Alzali é porta-voz do Ministério Antidrogas do Afeganistão. Ahmad, um viciado em ópio que tenta se recuperar numa das três clínicas dedicadas a isso no país, o Nejat Center.
"O Afeganistão tenta fazer sua parte, vamos tirar a papoula de 22 das 34 Províncias até o fim do ano. Mas não adianta, precisamos de ajuda verdadeira da comunidade internacional. O tráfico é mundial, as máfias são transnacionais, e são vocês que consomem a droga que produzimos", afirma Alzali, tomando o Brasil como parte do dito Ocidente.
Como um capitão Nascimento (de "Tropa de Elite"), ele aponta para os consumidores. "Sem o consumo, não há produção. Mas mesmo assim apenas os EUA e o Reino Unido gastam dinheiro contra as drogas aqui", afirma.
De certa forma, a realidade pintada por ele ajuda a jogar Ahmad para as bordas da sectária sociedade afegã. Este é um país religioso, e o Corão não proíbe a produção de drogas, apenas seu consumo. Se já é um pária entre os seus, Ahmad acaba sendo esquecido por formuladores de políticas como Alzali como uma espécie de dano colateral do problema.
A ONU estima em 150 mil os usuários de ópio, que é fumado, e em 50 mil os de heroína, que é injetada. Isso perfaz expressivo 1,5% da população afegã -a média de usuários de opiáceos no Brasil é de 0,5%.
"Na época do Taleban, não tinha droga. Eu carregava caixas no bazar central, e aos poucos uns amigos que tinham morado no Irã foram me dando umas doses. É bom, relaxa. Só que custava caro, como US$ 2 a dose, e eu fui perdendo a vontade de trabalhar. Quando vi que não ia nem conseguir me drogar, nem trabalhar, vim para cá", afirma Ahmad.

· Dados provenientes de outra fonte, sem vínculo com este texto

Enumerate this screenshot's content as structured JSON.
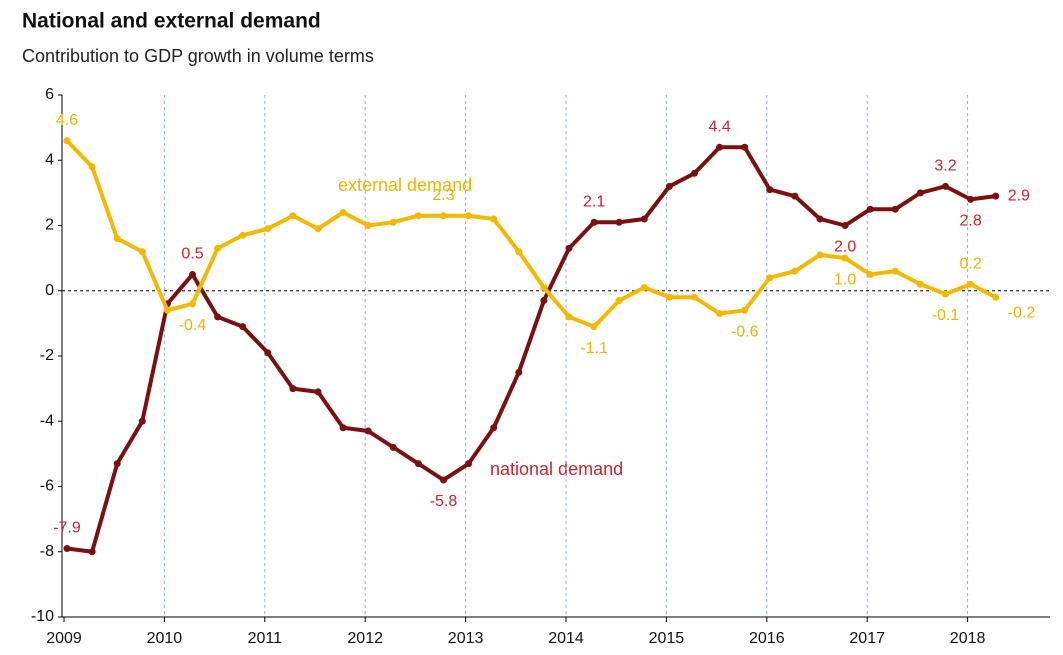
{
  "chart_data": {
    "type": "line",
    "title": "National and external demand",
    "subtitle": "Contribution to GDP growth in volume terms",
    "categories": [
      "2009",
      null,
      null,
      null,
      "2010",
      null,
      null,
      null,
      "2011",
      null,
      null,
      null,
      "2012",
      null,
      null,
      null,
      "2013",
      null,
      null,
      null,
      "2014",
      null,
      null,
      null,
      "2015",
      null,
      null,
      null,
      "2016",
      null,
      null,
      null,
      "2017",
      null,
      null,
      null,
      "2018",
      null
    ],
    "series": [
      {
        "name": "national demand",
        "color": "#7b1010",
        "label_color": "#c8252c",
        "values": [
          -7.9,
          -8.0,
          -5.3,
          -4.0,
          -0.4,
          0.5,
          -0.8,
          -1.1,
          -1.9,
          -3.0,
          -3.1,
          -4.2,
          -4.3,
          -4.8,
          -5.3,
          -5.8,
          -5.3,
          -4.2,
          -2.5,
          -0.3,
          1.3,
          2.1,
          2.1,
          2.2,
          3.2,
          3.6,
          4.4,
          4.4,
          3.1,
          2.9,
          2.2,
          2.0,
          2.5,
          2.5,
          3.0,
          3.2,
          2.8,
          2.9
        ],
        "value_labels": [
          "-7.9",
          null,
          null,
          null,
          null,
          "0.5",
          null,
          null,
          null,
          null,
          null,
          null,
          null,
          null,
          null,
          "-5.8",
          null,
          null,
          null,
          null,
          null,
          "2.1",
          null,
          null,
          null,
          null,
          "4.4",
          null,
          null,
          null,
          null,
          "2.0",
          null,
          null,
          null,
          "3.2",
          "2.8",
          "2.9"
        ]
      },
      {
        "name": "external demand",
        "color": "#f5b800",
        "label_color": "#f0b400",
        "values": [
          4.6,
          3.8,
          1.6,
          1.2,
          -0.6,
          -0.4,
          1.3,
          1.7,
          1.9,
          2.3,
          1.9,
          2.4,
          2.0,
          2.1,
          2.3,
          2.3,
          2.3,
          2.2,
          1.2,
          0.1,
          -0.8,
          -1.1,
          -0.3,
          0.1,
          -0.2,
          -0.2,
          -0.7,
          -0.6,
          0.4,
          0.6,
          1.1,
          1.0,
          0.5,
          0.6,
          0.2,
          -0.1,
          0.2,
          -0.2
        ],
        "value_labels": [
          "4.6",
          null,
          null,
          null,
          null,
          "-0.4",
          null,
          null,
          null,
          null,
          null,
          null,
          null,
          null,
          null,
          "2.3",
          null,
          null,
          null,
          null,
          null,
          "-1.1",
          null,
          null,
          null,
          null,
          null,
          "-0.6",
          null,
          null,
          null,
          "1.0",
          null,
          null,
          null,
          "-0.1",
          "0.2",
          "-0.2"
        ]
      }
    ],
    "ylim": [
      -10,
      6
    ],
    "yticks": [
      -10,
      -8,
      -6,
      -4,
      -2,
      0,
      2,
      4,
      6
    ],
    "grid": true
  }
}
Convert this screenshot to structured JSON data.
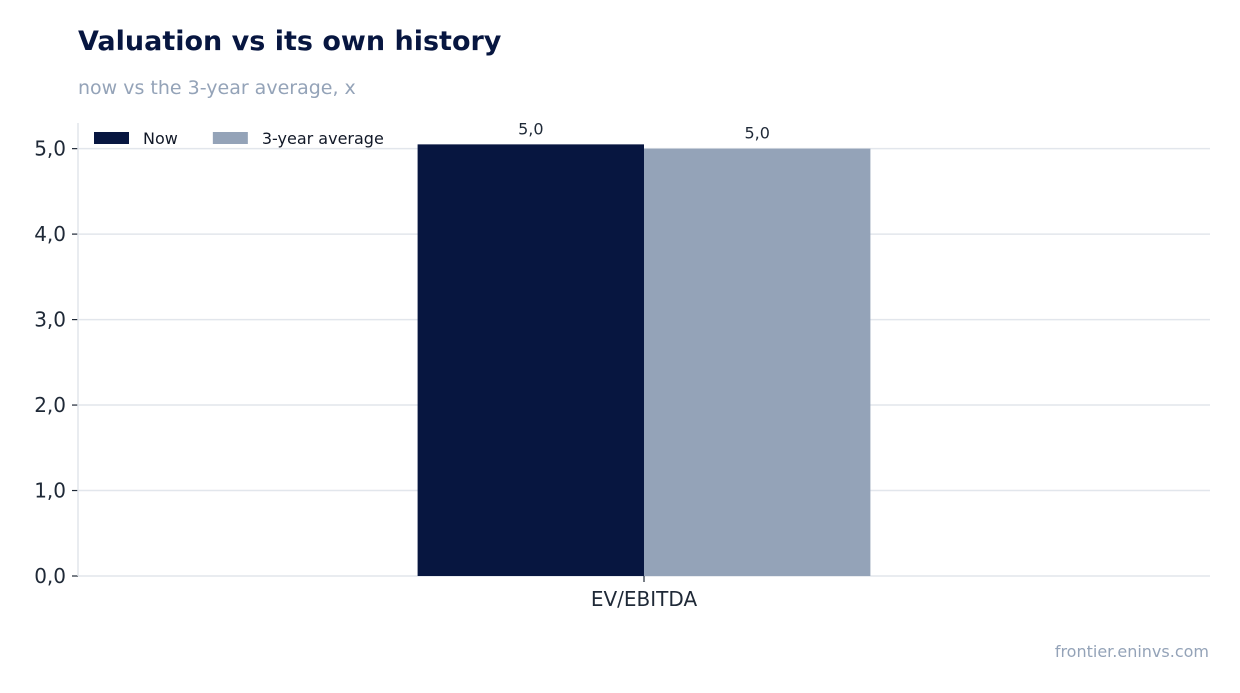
{
  "header": {
    "title": "Valuation vs its own history",
    "subtitle": "now vs the 3-year average, x"
  },
  "footer": {
    "source": "frontier.eninvs.com"
  },
  "chart_data": {
    "type": "bar",
    "categories": [
      "EV/EBITDA"
    ],
    "series": [
      {
        "name": "Now",
        "values": [
          5.05
        ],
        "label": "5,0",
        "color": "#071640"
      },
      {
        "name": "3-year average",
        "values": [
          5.0
        ],
        "label": "5,0",
        "color": "#94a3b8"
      }
    ],
    "ylim": [
      0,
      5.3
    ],
    "yticks": [
      0,
      1,
      2,
      3,
      4,
      5
    ],
    "ytick_labels": [
      "0,0",
      "1,0",
      "2,0",
      "3,0",
      "4,0",
      "5,0"
    ],
    "grid": "horizontal",
    "legend": "top-left",
    "xlabel": "",
    "ylabel": ""
  }
}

Ele se drogava nos dois pontos famosos da capital: as ruínas da antiga Casa de Cultura Soviética, no centro, e o Palácio Real de Darulaman, no sul. Com a proximidade das eleições, os dois lugares foram cercados para evitar insurgentes camuflados entre os drogados.
Ao lado de Ahmad, o supervisor do centro de reabilitação, Jamal Abdel Nasser, reclama. "Cada paciente custa uns US$ 1.000 por quatro meses de tratamento. Hoje são 200 que nos procuram, mas só temos dinheiro e estrutura para 50. E a ONU diz que talvez não tenha mais verba."
No escritório da ONU em Cabul, a informação é a de que não faltarão recursos para o Nejat Center, que ocupa um antigo prédio construído pelos soviéticos, não tem muitas janelas e está praticamente arruinado em seu interior -não exatamente a imagem de um local em que se investe dinheiro.
Segundo Nasser, que tem 10 anos de experiência com serviço social mas só há quatro meses trabalha no Nejat, as famílias tendem a visitar pouco os internos, devido ao estigma social. Entre os usuários da heroína, que, por ser ópio refinado em laboratório, é mais rara no mercado interno, há ainda a preocupação com a Aids.
"Os poucos que têm o vírus são mandados para o Ministério da Saúde", diz ele, referindo-se aos poucos centros de tratamento de portadores do HIV no país. O ministério só admite cerca de 3.000 casos suspeitos e menos de cem confirmados, e gente como Nasser suspeita que a subnotificação tenha algo a ver com negação de um "problema ocidental".

Financiamento do terror
E há a questão do financiamento do terror. Durante a era Taleban (1996-2001), a produção foi desmontada no Afeganistão. O líder do grupo, mulá Mohammad Omar, considerava a droga "anti-islâmica", e a ameaça de matar quem cultivasse a papoula fez efeito. Helmand, região hoje produtora de 70% do ópio afegão, não tinha um campo plantado em 2001.
Então por que agora o Taleban aceita a droga? "Na verdade, o que há é uma máfia transnacional para quem interessa que o Afeganistão esteja desestabilizado. Com todos os problemas, o Taleban estabilizou o país e acabou com a droga. Essa mesma gente agora paga dinheiro para que a insurreição continue, pois assim sua produção não será afetada", raciocina Alzali.
Os valores divergem. Alzali cita os US$ 5 bilhões, mas crê que cerca de um quinto disso chegue aos insurgentes. A ONU fala em US$ 400 milhões, e um relatório recente do Senado americano abaixa ainda mais o valor, para US$ 70 milhões.
"Importa pouco. Eles não precisam de mais do que armas, e armas não são tão caras assim", afirma Alzali.